New sole-CEO Leo Apotheker wants the enterprise-software powerhouse to be more responsive to customers.






Leo Apotheker Chief Executive Officer, SAP.

Leo Apotheker's appointment as SAP's sole CEO is more significant than many in the IT industry realize, SAP co-founder Hasso Plattner said. How so? The 37-year-old software company needs a change agent, and Apotheker is it.

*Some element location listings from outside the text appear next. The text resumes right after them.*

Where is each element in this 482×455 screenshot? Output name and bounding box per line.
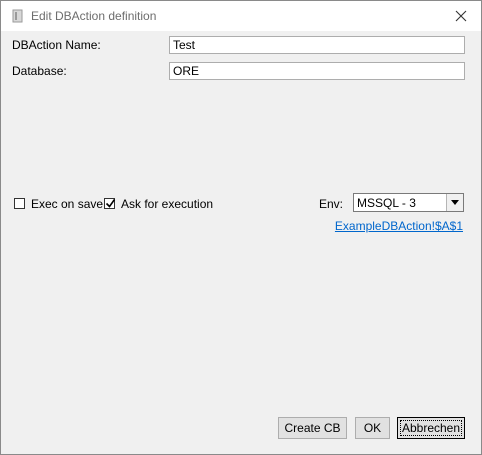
database-input[interactable] [169,62,465,80]
database-label: Database: [12,64,67,78]
window-title: Edit DBAction definition [31,9,157,23]
cancel-button[interactable]: Abbrechen [397,417,465,439]
env-select[interactable]: MSSQL - 3 [353,193,464,212]
create-cb-button[interactable]: Create CB [278,417,347,439]
dbaction-name-input[interactable] [169,36,465,54]
close-icon [455,10,467,22]
env-select-value: MSSQL - 3 [357,196,416,210]
dialog-window: Edit DBAction definition DBAction Name: … [0,0,482,455]
env-label: Env: [319,197,344,211]
close-button[interactable] [441,1,481,31]
checkmark-icon [105,199,116,208]
ask-for-execution-label: Ask for execution [121,197,214,211]
app-icon [11,9,25,23]
title-bar[interactable]: Edit DBAction definition [1,1,481,31]
ask-for-execution-checkbox[interactable] [104,198,116,209]
dbaction-name-label: DBAction Name: [12,38,101,52]
chevron-down-icon [451,200,459,205]
ok-button[interactable]: OK [355,417,390,439]
range-link[interactable]: ExampleDBAction!$A$1 [335,219,463,233]
exec-on-save-checkbox[interactable] [14,198,25,209]
exec-on-save-label: Exec on save [31,197,104,211]
env-dropdown-button[interactable] [446,194,463,211]
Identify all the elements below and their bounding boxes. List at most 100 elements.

Plattner and Henning Kagermann -- who, until last week, shared CEO duties with Apotheker -- are the old guard, Plattner said in a conversation at SAP's recent Sapphire conference. Apotheker, on the other hand, doesn't have the same deep, personal ties to the company, making it easier for him to recognize the big changes needed to keep SAP relevant in a fast-changing industry. "We're not creative enough," Plattner said. Apotheker himself said the task at hand is to take SAP to the next stage of its evolution. "We started out automating back-office functions," he said. "SAP today is all about enabling clarity and transformation of business, which takes us into a whole different category of applications."

Apotheker wants SAP's culture to become more agile, responsive, and customer-centric. In one sign of that, SAP has agreed, at the behest of its customers, to meet certain performance benchmarks before it institutes price hikes for the annual maintenance fees that customers pay.

There's some change on the product front. SAP's Business Objects division recently launched an enterprise search and business intelligence tool called Explorer that utilizes an in-memory database. The company also is pushing into cloud computing and virtualization, though it hasn't fleshed out details on its strategy and deliverables.

Business Objects Explorer lets nontechnical employees search large data sets within their organizations using natural-language questions and keywords. They can compare results with other search results using bar graphs and pie charts.